At the beginning of the twentieth century, three remarkable men chose to settle in Inanda outside Durban, on properties that bordered one another. Close by was the Inanda Seminary for Girls, founded some thirty years earlier by American Congregationalist missionaries. Mahatma Gandhi, Isaiah Shembe and John Langalibalele Dube were of a similar age: Shembe (1870-1935), Gandhi (1869-1948); and Dube (1871-1946). While Dube came from eNanda, Shembe grew up around Harrismith in the Drakensberg, and Gandhi in India. All of them chose to establish their respective settlements in eNanda, in close proximity to one another. While they each brought different and unique experiences to the place, they also shared important values and influenced each other in an amazing network of cross-pollination.

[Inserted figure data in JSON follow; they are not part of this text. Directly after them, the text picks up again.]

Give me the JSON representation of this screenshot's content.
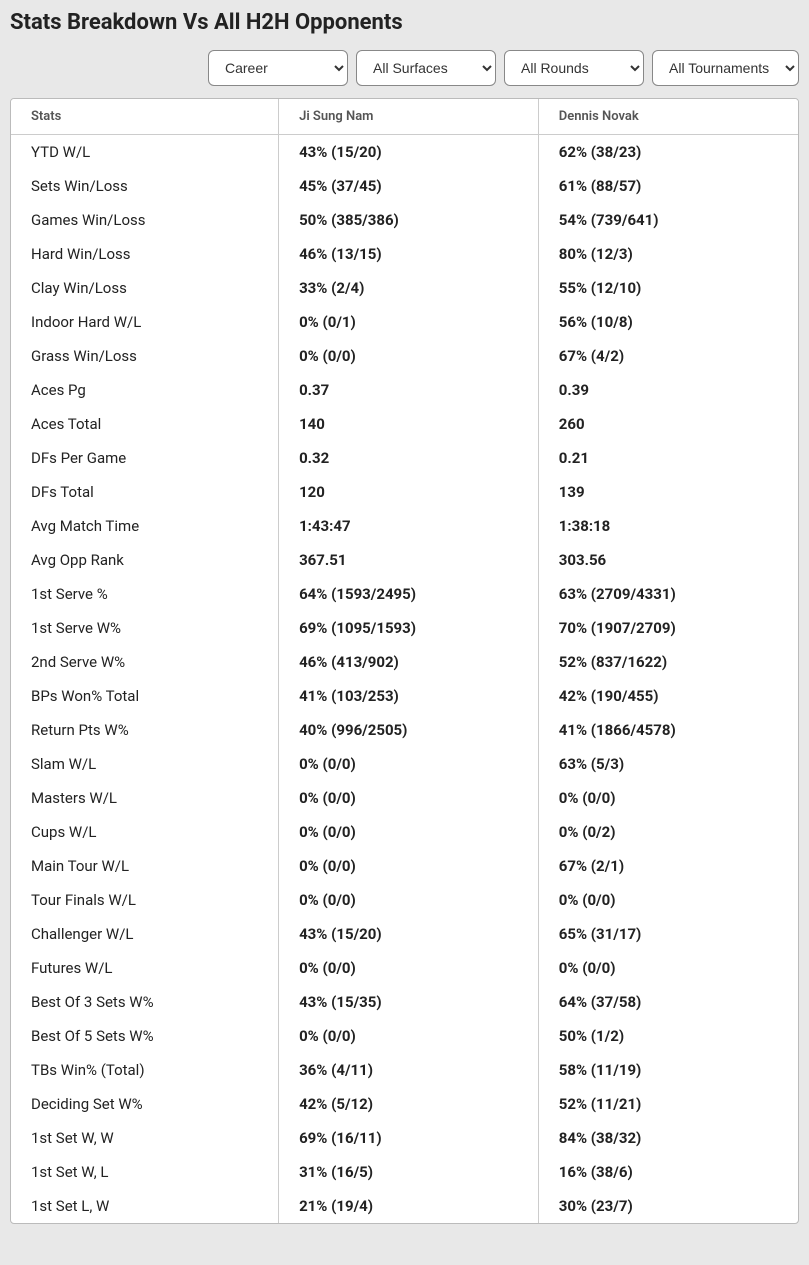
{
  "title": "Stats Breakdown Vs All H2H Opponents",
  "filters": {
    "period": "Career",
    "surface": "All Surfaces",
    "round": "All Rounds",
    "tournament": "All Tournaments"
  },
  "table": {
    "headers": {
      "stats": "Stats",
      "player1": "Ji Sung Nam",
      "player2": "Dennis Novak"
    },
    "rows": [
      {
        "label": "YTD W/L",
        "p1": "43% (15/20)",
        "p2": "62% (38/23)"
      },
      {
        "label": "Sets Win/Loss",
        "p1": "45% (37/45)",
        "p2": "61% (88/57)"
      },
      {
        "label": "Games Win/Loss",
        "p1": "50% (385/386)",
        "p2": "54% (739/641)"
      },
      {
        "label": "Hard Win/Loss",
        "p1": "46% (13/15)",
        "p2": "80% (12/3)"
      },
      {
        "label": "Clay Win/Loss",
        "p1": "33% (2/4)",
        "p2": "55% (12/10)"
      },
      {
        "label": "Indoor Hard W/L",
        "p1": "0% (0/1)",
        "p2": "56% (10/8)"
      },
      {
        "label": "Grass Win/Loss",
        "p1": "0% (0/0)",
        "p2": "67% (4/2)"
      },
      {
        "label": "Aces Pg",
        "p1": "0.37",
        "p2": "0.39"
      },
      {
        "label": "Aces Total",
        "p1": "140",
        "p2": "260"
      },
      {
        "label": "DFs Per Game",
        "p1": "0.32",
        "p2": "0.21"
      },
      {
        "label": "DFs Total",
        "p1": "120",
        "p2": "139"
      },
      {
        "label": "Avg Match Time",
        "p1": "1:43:47",
        "p2": "1:38:18"
      },
      {
        "label": "Avg Opp Rank",
        "p1": "367.51",
        "p2": "303.56"
      },
      {
        "label": "1st Serve %",
        "p1": "64% (1593/2495)",
        "p2": "63% (2709/4331)"
      },
      {
        "label": "1st Serve W%",
        "p1": "69% (1095/1593)",
        "p2": "70% (1907/2709)"
      },
      {
        "label": "2nd Serve W%",
        "p1": "46% (413/902)",
        "p2": "52% (837/1622)"
      },
      {
        "label": "BPs Won% Total",
        "p1": "41% (103/253)",
        "p2": "42% (190/455)"
      },
      {
        "label": "Return Pts W%",
        "p1": "40% (996/2505)",
        "p2": "41% (1866/4578)"
      },
      {
        "label": "Slam W/L",
        "p1": "0% (0/0)",
        "p2": "63% (5/3)"
      },
      {
        "label": "Masters W/L",
        "p1": "0% (0/0)",
        "p2": "0% (0/0)"
      },
      {
        "label": "Cups W/L",
        "p1": "0% (0/0)",
        "p2": "0% (0/2)"
      },
      {
        "label": "Main Tour W/L",
        "p1": "0% (0/0)",
        "p2": "67% (2/1)"
      },
      {
        "label": "Tour Finals W/L",
        "p1": "0% (0/0)",
        "p2": "0% (0/0)"
      },
      {
        "label": "Challenger W/L",
        "p1": "43% (15/20)",
        "p2": "65% (31/17)"
      },
      {
        "label": "Futures W/L",
        "p1": "0% (0/0)",
        "p2": "0% (0/0)"
      },
      {
        "label": "Best Of 3 Sets W%",
        "p1": "43% (15/35)",
        "p2": "64% (37/58)"
      },
      {
        "label": "Best Of 5 Sets W%",
        "p1": "0% (0/0)",
        "p2": "50% (1/2)"
      },
      {
        "label": "TBs Win% (Total)",
        "p1": "36% (4/11)",
        "p2": "58% (11/19)"
      },
      {
        "label": "Deciding Set W%",
        "p1": "42% (5/12)",
        "p2": "52% (11/21)"
      },
      {
        "label": "1st Set W, W",
        "p1": "69% (16/11)",
        "p2": "84% (38/32)"
      },
      {
        "label": "1st Set W, L",
        "p1": "31% (16/5)",
        "p2": "16% (38/6)"
      },
      {
        "label": "1st Set L, W",
        "p1": "21% (19/4)",
        "p2": "30% (23/7)"
      }
    ]
  }
}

Dube, Gandhi, Shembe and the community of the Inanda Seminary were more than neighbours. They shared a deep spirituality, a lively social conscience, a commitment to hard work, a hunger for education, and an intense concern for the weakest and poorest in society. Even though it was impossible at that time to predict the profound influence these men, and the Seminary, would have on the religious, social and political landscape in South Africa, the seeds of democracy were scattered here, to slowly take root and spread. Inanda was a place that held the promise of a different kind of society; one where diversity is celebrated rather than feared, and where all people are free, equal and empowered to reach their full potential.

The lives and legacy of the respective founders of these sites on the Inanda Heritage Route, form the structure of the heritage interpretation framework for the exhibitions. These include two exhibitions at MK Gandhi’s Ashram at Phoenix, two exhibitions at JLM Dube’s Ohlange Institute, one exhibition at the Inanda Seminary and one exhibition at eKuphakameni, one of the main centres of the Shembe faith.

The six exhibitions, commissioned by eThekwini Municipality and conceptualised, designed and built by Totem Media, tell an extraordinary story that goes to the heart of Indian, African traditional, Christian missionary and resistance cultures as they played out in South Africa over the last hundred years.